Vietnam troops ‘use force’ at rare Hmong protest
Vietnamese soldiers clashed with ethnic Hmong after thousands staged a rare protest in a remote mountain area calling for greater autonomy and religious freedom, a military source said Thursday. The Vietnamese army sent troop reinforcements after the demonstrations broke out several days ago in Dien Bien province in the far northwest of the communist nation, near the border with China and Laos. Soldiers “had to disperse the crowd by force”, according to the military source, who did not provide details of any casualties or the number of troops involved.
“Minor clashes occurred between the Hmong and security forces,” he added. Protesters numbered in their thousands and “the army had to intervene to prevent these troubles from spreading”, the source said. It is Vietnam’s worst known case of ethnic unrest since protests in 2001 and 2004 in the Central Highlands by the Montagnards. About 1,700 of them fled to Cambodia after troops crushed protests against land confiscation and religious persecution.
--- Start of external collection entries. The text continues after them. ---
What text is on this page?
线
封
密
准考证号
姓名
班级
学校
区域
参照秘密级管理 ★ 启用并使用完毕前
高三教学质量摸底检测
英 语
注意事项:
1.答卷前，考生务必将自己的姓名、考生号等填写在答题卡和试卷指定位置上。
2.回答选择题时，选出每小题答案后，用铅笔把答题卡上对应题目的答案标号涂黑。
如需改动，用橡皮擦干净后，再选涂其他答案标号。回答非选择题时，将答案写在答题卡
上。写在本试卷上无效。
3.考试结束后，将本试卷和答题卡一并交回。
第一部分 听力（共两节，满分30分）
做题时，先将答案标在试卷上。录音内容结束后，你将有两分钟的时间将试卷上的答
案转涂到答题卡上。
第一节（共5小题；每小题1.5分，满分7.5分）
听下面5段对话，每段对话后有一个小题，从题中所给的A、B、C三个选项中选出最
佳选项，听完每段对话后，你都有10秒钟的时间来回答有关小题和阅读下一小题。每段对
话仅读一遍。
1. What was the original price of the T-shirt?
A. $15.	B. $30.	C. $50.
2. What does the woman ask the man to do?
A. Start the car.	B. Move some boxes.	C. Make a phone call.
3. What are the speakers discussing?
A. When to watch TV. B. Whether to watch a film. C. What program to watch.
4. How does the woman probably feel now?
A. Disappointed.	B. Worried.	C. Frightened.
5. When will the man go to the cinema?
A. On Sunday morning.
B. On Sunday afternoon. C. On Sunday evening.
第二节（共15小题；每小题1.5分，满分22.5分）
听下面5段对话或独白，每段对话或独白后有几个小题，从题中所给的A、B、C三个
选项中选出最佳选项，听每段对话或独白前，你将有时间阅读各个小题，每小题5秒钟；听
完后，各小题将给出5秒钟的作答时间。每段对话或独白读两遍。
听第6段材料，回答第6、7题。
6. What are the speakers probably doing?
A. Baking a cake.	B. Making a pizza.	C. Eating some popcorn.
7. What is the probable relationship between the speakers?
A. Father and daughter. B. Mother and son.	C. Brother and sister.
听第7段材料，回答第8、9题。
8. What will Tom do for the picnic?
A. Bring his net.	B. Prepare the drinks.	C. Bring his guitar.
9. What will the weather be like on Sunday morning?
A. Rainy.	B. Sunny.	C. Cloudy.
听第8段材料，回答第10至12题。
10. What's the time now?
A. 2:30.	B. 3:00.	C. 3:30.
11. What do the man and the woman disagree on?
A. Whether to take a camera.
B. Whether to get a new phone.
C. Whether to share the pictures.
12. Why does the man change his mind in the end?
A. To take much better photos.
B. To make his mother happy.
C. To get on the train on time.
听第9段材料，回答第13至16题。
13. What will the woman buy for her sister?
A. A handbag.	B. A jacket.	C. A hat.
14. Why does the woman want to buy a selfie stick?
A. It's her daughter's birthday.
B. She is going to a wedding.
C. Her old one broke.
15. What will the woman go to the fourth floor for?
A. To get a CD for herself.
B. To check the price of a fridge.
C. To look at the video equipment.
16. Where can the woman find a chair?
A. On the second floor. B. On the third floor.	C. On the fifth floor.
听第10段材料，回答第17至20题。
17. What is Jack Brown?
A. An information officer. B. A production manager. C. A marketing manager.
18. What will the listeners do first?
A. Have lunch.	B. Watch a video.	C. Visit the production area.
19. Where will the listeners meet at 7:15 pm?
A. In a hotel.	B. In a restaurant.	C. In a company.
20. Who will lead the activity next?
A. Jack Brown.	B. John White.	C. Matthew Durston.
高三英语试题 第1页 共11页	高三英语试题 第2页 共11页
Government officials did not immediately respond to a request for comment.
The mainly Christian Hmong are a Southeast Asian ethnic group who helped US forces against North Vietnam during the secret wartime campaign in Laos. They faced retribution after the communist takeover. The isolated but scenic Dien Bien region is normally popular with Vietnamese travellers, some of whom warned each other on a Web chatroom to stay away from the area because of a “Hmong uprising”. Other postings on the same topic had been removed, as sometimes happens in Vietnam when controversial issues are reported online.